Sahra Wagenknecht empörte sich über die wachsenden Unterschiede zwischen Arm und Reich in Deutschland. Den Vorwurf richtete sie direkt an Carsten Schneider und Carsten Linnemann, dessen Partei das Land unter Angela Merkel von 2005 bis 2021 regiert hat. "Sie haben diese immer wachsende Schere zugelassen und gestaltet", sagte Wagenknecht. SPD-Mann Schneider schüttelte mit dem Kopf. "Wir haben den Mindestlohn eingeführt." Das stimmt. Allerdings zeigte ein Einspieler, dass die unteren Einkommen im Jahr 2024 finanzielle Abstriche durch die Regierungspolitik machen müssen, während Menschen mit mehr Geld profitieren.
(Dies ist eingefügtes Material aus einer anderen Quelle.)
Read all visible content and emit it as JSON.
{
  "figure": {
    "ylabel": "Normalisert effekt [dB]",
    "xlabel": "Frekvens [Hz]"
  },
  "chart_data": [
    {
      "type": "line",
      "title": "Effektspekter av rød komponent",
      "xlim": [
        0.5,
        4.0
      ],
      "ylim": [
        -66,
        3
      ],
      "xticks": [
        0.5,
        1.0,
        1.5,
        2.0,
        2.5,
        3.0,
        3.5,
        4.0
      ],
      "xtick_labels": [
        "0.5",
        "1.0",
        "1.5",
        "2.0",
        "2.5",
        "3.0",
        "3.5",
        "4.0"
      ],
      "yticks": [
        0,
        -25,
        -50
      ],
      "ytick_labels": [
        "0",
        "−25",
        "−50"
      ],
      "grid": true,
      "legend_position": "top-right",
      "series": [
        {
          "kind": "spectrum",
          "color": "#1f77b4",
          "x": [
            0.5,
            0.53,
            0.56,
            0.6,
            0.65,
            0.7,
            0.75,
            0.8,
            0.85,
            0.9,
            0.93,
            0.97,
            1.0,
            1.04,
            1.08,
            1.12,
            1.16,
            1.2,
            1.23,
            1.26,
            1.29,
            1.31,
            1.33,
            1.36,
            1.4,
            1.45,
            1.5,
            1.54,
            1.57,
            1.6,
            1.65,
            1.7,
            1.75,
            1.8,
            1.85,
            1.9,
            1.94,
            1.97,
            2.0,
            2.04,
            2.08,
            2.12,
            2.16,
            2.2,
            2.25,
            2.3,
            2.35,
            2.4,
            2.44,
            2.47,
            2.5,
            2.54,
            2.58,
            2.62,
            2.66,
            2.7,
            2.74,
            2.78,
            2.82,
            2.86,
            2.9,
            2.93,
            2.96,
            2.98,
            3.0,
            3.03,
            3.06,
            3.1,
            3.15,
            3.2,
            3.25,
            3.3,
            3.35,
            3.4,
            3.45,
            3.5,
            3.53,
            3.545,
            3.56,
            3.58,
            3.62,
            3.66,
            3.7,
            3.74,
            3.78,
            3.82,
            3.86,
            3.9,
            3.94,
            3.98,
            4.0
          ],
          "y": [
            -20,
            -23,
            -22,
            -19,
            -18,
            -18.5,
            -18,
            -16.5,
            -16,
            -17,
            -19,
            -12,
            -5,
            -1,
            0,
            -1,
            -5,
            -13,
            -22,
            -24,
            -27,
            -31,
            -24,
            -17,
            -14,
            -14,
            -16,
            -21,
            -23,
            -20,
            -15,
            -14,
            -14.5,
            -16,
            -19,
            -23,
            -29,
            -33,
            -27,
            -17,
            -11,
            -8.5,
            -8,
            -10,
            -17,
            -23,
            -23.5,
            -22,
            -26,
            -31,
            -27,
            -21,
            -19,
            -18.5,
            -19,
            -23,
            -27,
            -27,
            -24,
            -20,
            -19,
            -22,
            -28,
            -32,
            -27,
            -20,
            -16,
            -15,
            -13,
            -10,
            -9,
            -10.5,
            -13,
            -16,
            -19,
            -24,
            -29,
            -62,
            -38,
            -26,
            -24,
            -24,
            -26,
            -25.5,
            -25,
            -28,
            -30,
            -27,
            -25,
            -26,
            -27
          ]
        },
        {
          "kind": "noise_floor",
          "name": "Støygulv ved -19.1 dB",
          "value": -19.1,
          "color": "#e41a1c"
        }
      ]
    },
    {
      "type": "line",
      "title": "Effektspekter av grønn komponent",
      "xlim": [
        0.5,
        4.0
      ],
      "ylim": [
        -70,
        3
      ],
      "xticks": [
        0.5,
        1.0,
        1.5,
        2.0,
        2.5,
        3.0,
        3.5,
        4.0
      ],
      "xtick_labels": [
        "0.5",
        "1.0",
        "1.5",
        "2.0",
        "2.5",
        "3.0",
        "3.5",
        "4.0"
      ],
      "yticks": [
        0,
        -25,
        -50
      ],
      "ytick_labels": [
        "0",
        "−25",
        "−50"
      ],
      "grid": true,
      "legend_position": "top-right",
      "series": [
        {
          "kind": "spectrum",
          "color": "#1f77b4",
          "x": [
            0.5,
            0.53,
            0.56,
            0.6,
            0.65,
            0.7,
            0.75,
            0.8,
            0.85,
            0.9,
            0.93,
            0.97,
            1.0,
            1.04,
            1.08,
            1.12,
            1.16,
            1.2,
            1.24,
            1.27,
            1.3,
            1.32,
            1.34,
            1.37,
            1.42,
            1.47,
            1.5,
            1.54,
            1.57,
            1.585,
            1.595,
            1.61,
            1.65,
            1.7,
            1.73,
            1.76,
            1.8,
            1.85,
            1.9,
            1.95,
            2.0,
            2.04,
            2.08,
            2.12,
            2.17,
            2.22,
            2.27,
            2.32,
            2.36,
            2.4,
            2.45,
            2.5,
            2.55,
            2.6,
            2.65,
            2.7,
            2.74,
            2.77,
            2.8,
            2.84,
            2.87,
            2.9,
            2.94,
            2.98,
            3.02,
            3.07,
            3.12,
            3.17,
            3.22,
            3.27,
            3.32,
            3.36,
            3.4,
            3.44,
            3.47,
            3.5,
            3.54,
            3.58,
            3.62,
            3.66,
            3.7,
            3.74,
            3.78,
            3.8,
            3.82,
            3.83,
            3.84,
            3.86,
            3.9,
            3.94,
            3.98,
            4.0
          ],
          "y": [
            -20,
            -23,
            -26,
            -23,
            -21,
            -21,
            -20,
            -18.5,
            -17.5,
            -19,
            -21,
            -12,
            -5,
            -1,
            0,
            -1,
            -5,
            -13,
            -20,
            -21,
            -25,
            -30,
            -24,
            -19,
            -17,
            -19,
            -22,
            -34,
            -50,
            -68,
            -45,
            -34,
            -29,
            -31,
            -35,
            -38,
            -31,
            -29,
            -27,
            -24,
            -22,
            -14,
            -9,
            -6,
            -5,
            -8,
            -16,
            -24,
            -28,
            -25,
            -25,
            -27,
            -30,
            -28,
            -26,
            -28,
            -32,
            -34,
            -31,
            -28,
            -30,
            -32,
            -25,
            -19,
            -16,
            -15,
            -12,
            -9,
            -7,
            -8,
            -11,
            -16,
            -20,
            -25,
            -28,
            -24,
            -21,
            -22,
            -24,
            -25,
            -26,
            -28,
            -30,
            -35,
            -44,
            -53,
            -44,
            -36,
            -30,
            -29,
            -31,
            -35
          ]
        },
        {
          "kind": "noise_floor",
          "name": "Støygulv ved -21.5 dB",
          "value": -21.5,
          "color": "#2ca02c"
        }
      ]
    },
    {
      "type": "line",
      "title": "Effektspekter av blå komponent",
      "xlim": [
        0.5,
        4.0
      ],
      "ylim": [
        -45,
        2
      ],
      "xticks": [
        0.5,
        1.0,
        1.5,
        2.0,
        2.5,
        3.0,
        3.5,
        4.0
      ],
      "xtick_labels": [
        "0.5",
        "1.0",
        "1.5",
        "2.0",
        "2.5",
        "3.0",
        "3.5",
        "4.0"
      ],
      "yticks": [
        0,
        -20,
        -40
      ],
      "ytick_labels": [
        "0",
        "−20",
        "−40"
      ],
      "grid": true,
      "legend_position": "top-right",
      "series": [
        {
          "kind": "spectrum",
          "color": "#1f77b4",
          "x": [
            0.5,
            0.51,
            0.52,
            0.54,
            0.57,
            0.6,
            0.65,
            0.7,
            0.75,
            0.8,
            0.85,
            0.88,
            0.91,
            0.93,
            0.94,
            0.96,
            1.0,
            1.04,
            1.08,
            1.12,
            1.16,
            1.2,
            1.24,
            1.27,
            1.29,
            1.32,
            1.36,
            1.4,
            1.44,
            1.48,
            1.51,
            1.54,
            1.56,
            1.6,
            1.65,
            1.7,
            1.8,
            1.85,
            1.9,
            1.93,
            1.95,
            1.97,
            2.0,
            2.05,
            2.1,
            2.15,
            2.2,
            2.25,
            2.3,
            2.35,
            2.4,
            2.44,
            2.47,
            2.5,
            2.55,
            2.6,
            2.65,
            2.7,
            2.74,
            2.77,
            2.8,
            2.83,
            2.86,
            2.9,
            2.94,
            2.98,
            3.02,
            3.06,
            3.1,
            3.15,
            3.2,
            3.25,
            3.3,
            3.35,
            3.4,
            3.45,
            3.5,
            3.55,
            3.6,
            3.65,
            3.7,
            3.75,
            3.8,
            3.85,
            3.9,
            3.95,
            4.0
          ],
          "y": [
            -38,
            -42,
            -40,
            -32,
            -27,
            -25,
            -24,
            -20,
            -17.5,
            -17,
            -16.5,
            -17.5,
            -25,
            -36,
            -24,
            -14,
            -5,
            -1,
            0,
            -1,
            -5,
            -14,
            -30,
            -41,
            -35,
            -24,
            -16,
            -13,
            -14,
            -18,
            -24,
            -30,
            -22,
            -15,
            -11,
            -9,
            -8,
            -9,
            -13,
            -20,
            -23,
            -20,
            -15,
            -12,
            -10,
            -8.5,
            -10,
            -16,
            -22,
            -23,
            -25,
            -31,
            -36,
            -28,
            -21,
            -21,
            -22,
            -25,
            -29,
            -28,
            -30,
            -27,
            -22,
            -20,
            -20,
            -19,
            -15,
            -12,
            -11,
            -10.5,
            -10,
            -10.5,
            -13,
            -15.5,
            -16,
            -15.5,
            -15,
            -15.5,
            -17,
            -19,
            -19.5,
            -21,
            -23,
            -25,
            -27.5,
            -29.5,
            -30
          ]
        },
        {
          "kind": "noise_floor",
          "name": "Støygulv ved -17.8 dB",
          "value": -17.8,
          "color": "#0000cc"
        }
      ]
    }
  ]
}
So hat sich Louis Klamroth geschlagen

Weniger als seine Performance interessierten bei der ersten Ausgabe von Hart aber fair 2024 die Neuerungen in der Optik und im Sendeablauf. Es war Klamroths erster Talk, den er mit seiner eigenen Produktionsfirma auf die Beine gestellt hatte. Die Art der Trennung hatte zu Irritationen mit Vorgänger Frank Plasberg geführt, dessen Firma bislang federführend war.

Der frische Wind tat der Sendung gut. Das Studio mit seiner modernen Optik und warmen Farbkombinationen sah nicht mehr so altbacken wie unter Plasberg aus. Neu war auch, dass die nebeneinander platzierten Politiker den übrigen Gästen ein paar Meter entfernt an einem eigenen Tisch gegenüber saßen – was der Dramaturgie guttat. Ebenfalls neu: Bei Rededuellen gab es manchmal einen geteilten Bildschirm mit zwei Gesichtern, wodurch zusätzliche Emotionen auf dem TV-Bildschirm gezeigt werden konnten.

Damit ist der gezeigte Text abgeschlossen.